The Indiana Supreme Court last week reversed the Indiana Court of Appeals decision in Cheatham v. Pohle, upholding the judgement of the trial court, and a significant element of the Tort Reform Act of 1995. The decision held the Indiana punitive damage statute is constitutional.
The Insurance Institute of Indiana submitted the only Amicus Curiae brief in the case, supporting Indiana’s punitive damage statute. John Trimble, Anthony Eleftheri and Richard Blaiklock with the law firm of Lewis & Wagner wrote the Amicus Curiae for the Institute. The office of the Indiana Attorney General acted in the capacity of lead defense counsel for the statute. The Indiana Trial Lawyers Association submitted an Amicus Curiae brief opposing Indiana’s punitive damage statute.
The ruling by the Supreme Court held it is permissible to allocate 75 percent of a punitive damage award to the Violent Crimes Victims Compensation Fund, and no attorney fee is owed to Plaintiffs’ counsel on that amount. Justice Boehm wrote the majority opinion with Chief Justice Shepard and Justice Sullivan concurring. Justice Dickson wrote the dissenting opinion with Justice Rucker concurring.
In the opinion, the majority stated “The Indiana legislature has chosen to define the plaintiff’s interest in a punitive damages award as only twenty-five percent of any award, and the remainder is to go to the Violent Crimes Victims’ Compensation Fund. The award to the fund is not the property of the plaintiff.”
In presenting the defense of the punitive damage statute, the state focused on protecting the constitutionality of the law as enacted as part of the Tort Reform Act of 1995. The Institute’s Amicus Curiae brief added practical points of view to support the state’s arguments.
As the lead Amicus attorney, John Trimble said the court rendered the opinion, due in large part, based on the arguments submitted in the Institute’s Amicus brief. One of the key points the court cited was that the attorney for the plaintiff knew of the existence of the statute and was aware the client would be receiving 25 percent of the punitive damages.

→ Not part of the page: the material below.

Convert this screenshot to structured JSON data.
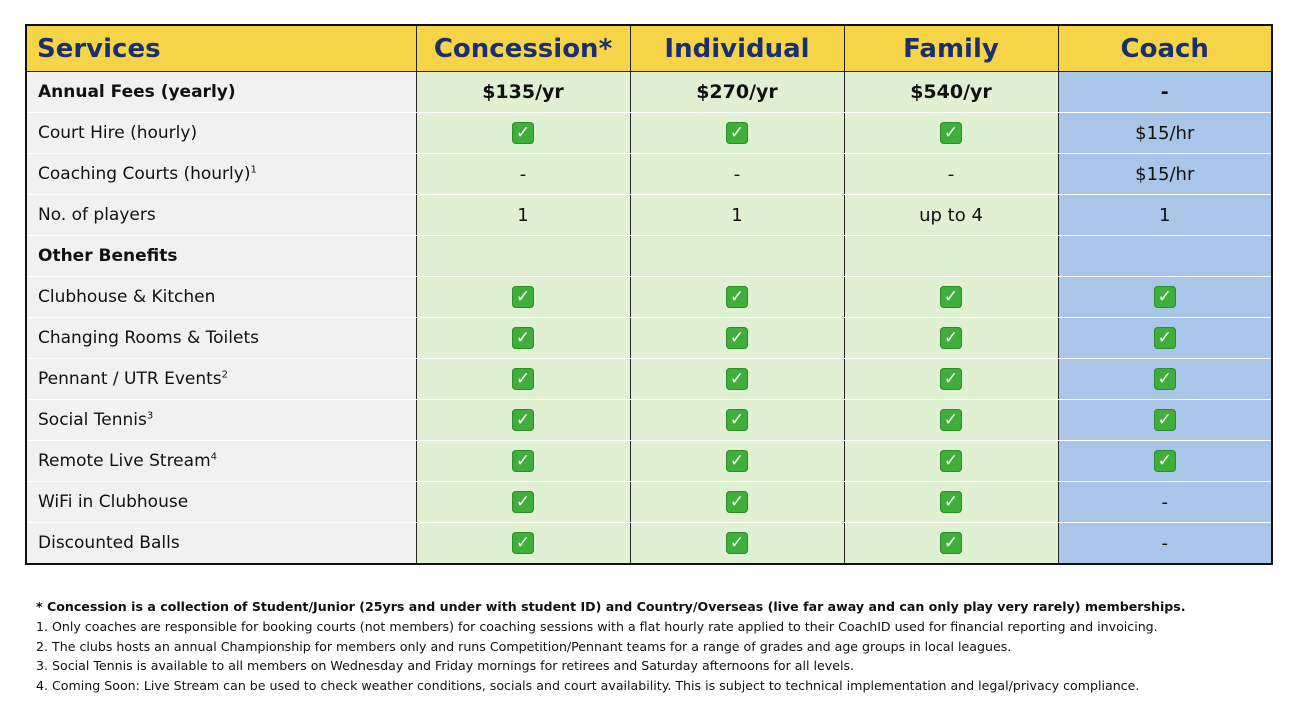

The court opinion addressed the matter stating “The statute limits the amount of the client’s recovery. If the parties have a contingent fee contract that operates as a percentage of all amounts recovered by the plaintiff, it may serve to reduce the amount on which the attorney calculates the fee. But that presents no constitutional issue.”

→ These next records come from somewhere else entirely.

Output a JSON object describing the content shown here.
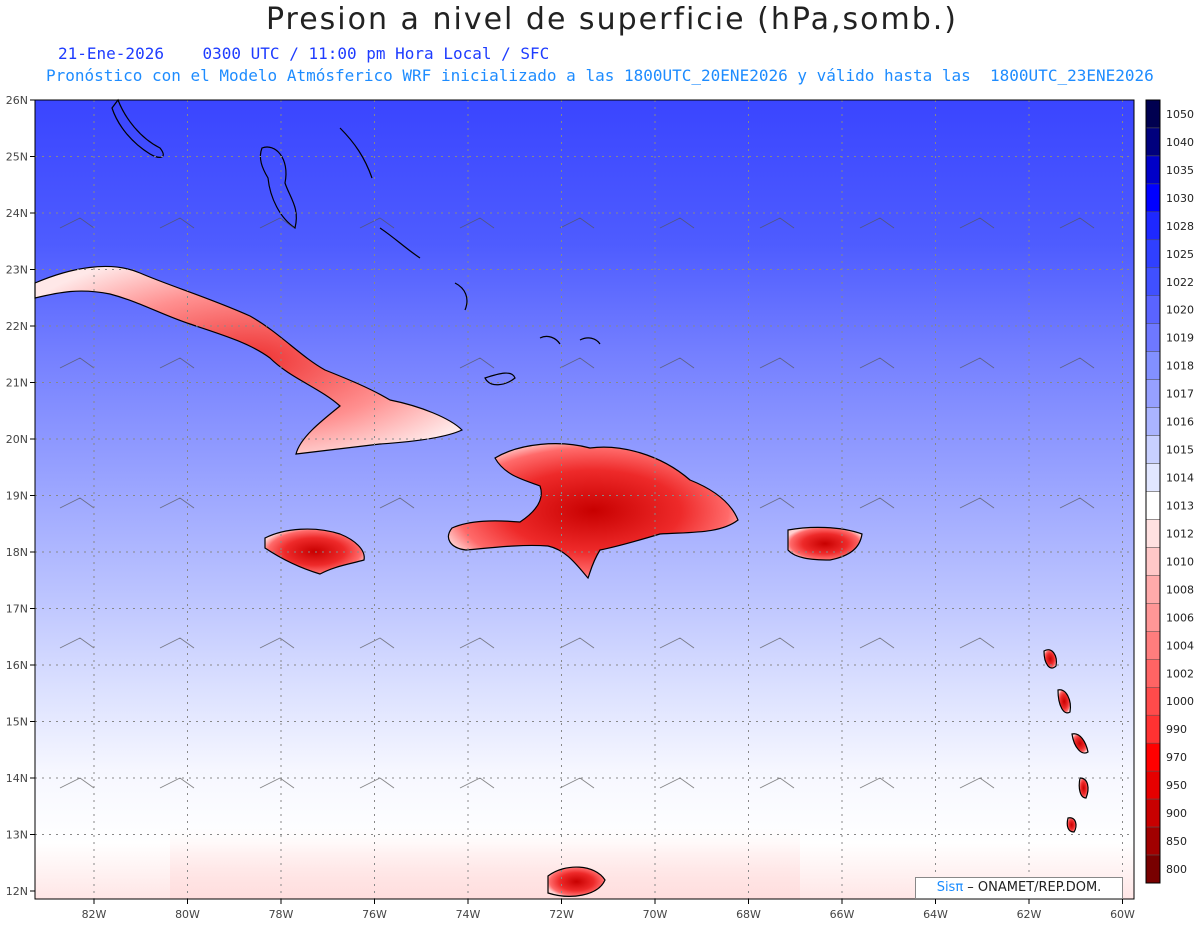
{
  "title": "Presion a nivel de superficie (hPa,somb.)",
  "date": "21-Ene-2026",
  "time_info": "0300 UTC / 11:00 pm Hora Local / SFC",
  "forecast_info": "Pronóstico con el Modelo Atmósferico WRF inicializado a las 1800UTC_20ENE2026 y válido hasta las  1800UTC_23ENE2026",
  "map": {
    "lat_labels": [
      "26N",
      "25N",
      "24N",
      "23N",
      "22N",
      "21N",
      "20N",
      "19N",
      "18N",
      "17N",
      "16N",
      "15N",
      "14N",
      "13N",
      "12N"
    ],
    "lon_labels": [
      "82W",
      "80W",
      "78W",
      "76W",
      "74W",
      "72W",
      "70W",
      "68W",
      "66W",
      "64W",
      "62W",
      "60W"
    ],
    "land_features": [
      "Cuba",
      "Hispaniola",
      "Jamaica",
      "Puerto Rico",
      "Bahamas",
      "Lesser Antilles"
    ],
    "gridlines": true,
    "wind_barbs": true
  },
  "colorbar": {
    "levels": [
      "1050",
      "1040",
      "1035",
      "1030",
      "1028",
      "1025",
      "1022",
      "1020",
      "1019",
      "1018",
      "1017",
      "1016",
      "1015",
      "1014",
      "1013",
      "1012",
      "1010",
      "1008",
      "1006",
      "1004",
      "1002",
      "1000",
      "990",
      "970",
      "950",
      "900",
      "850",
      "800"
    ],
    "colors": [
      "#000050",
      "#00007d",
      "#0000c8",
      "#0000ff",
      "#1e28ff",
      "#3040ff",
      "#4050ff",
      "#5a64ff",
      "#6e78ff",
      "#8290ff",
      "#96a0ff",
      "#aab4ff",
      "#c8d0ff",
      "#e1e6ff",
      "#ffffff",
      "#ffe1e1",
      "#ffc8c8",
      "#ffaaaa",
      "#ff9696",
      "#ff7d7d",
      "#ff6464",
      "#ff4b4b",
      "#ff3232",
      "#ff0000",
      "#e60000",
      "#c80000",
      "#a00000",
      "#780000"
    ]
  },
  "credit": {
    "brand": "Sisπ",
    "text": " – ONAMET/REP.DOM."
  }
}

Trimble said he was pleased the first constitutionality test on the Tort Reform Act was upheld by the court.
“As someone who assisted in the creation of the Tort Reform Act of 1995, it is gratifying that a key portion of the law was found constitutional,” Trimble said. “The trial bar claimed the elements of the Act would be found unconstitutional, and the court has found that is just not the case.”

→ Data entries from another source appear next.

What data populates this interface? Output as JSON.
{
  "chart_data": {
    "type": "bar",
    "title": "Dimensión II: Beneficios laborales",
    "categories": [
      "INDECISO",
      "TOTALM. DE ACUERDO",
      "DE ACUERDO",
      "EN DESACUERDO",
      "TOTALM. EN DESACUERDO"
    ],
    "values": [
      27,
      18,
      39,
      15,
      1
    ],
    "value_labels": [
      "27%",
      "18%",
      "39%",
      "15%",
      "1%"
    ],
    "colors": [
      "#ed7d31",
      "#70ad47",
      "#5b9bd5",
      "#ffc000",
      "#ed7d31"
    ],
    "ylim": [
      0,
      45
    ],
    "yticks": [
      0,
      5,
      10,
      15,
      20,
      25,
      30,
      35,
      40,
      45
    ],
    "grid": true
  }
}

The Insurance Institute of Indiana played an instrumental role in the passage of the Tort Reform Act of 1995, which is seen by many as one of the most comprehensive and necessary tort reform packages in the country. Institute President Stephen Williams said the Supreme Court decision is an important victory in the tort reform movement.
“The opinion of the Supreme Court is an exact interpretation of why the law was crafted in 1995,” Williams said. “The concept of punitive damages is to act as a deterrent to future wrongful actions, not to provide supplemental restitution or additional fees for the plaintiff attorney.”
The Indiana Code citation under scrutiny was IC 34-51-3-6. The statutes states that when punitive damage awards are granted, the person to whom the damages were awarded receives 25 percent of the award, while the Violent Crime Victims Compensation Fund receives 75 percent.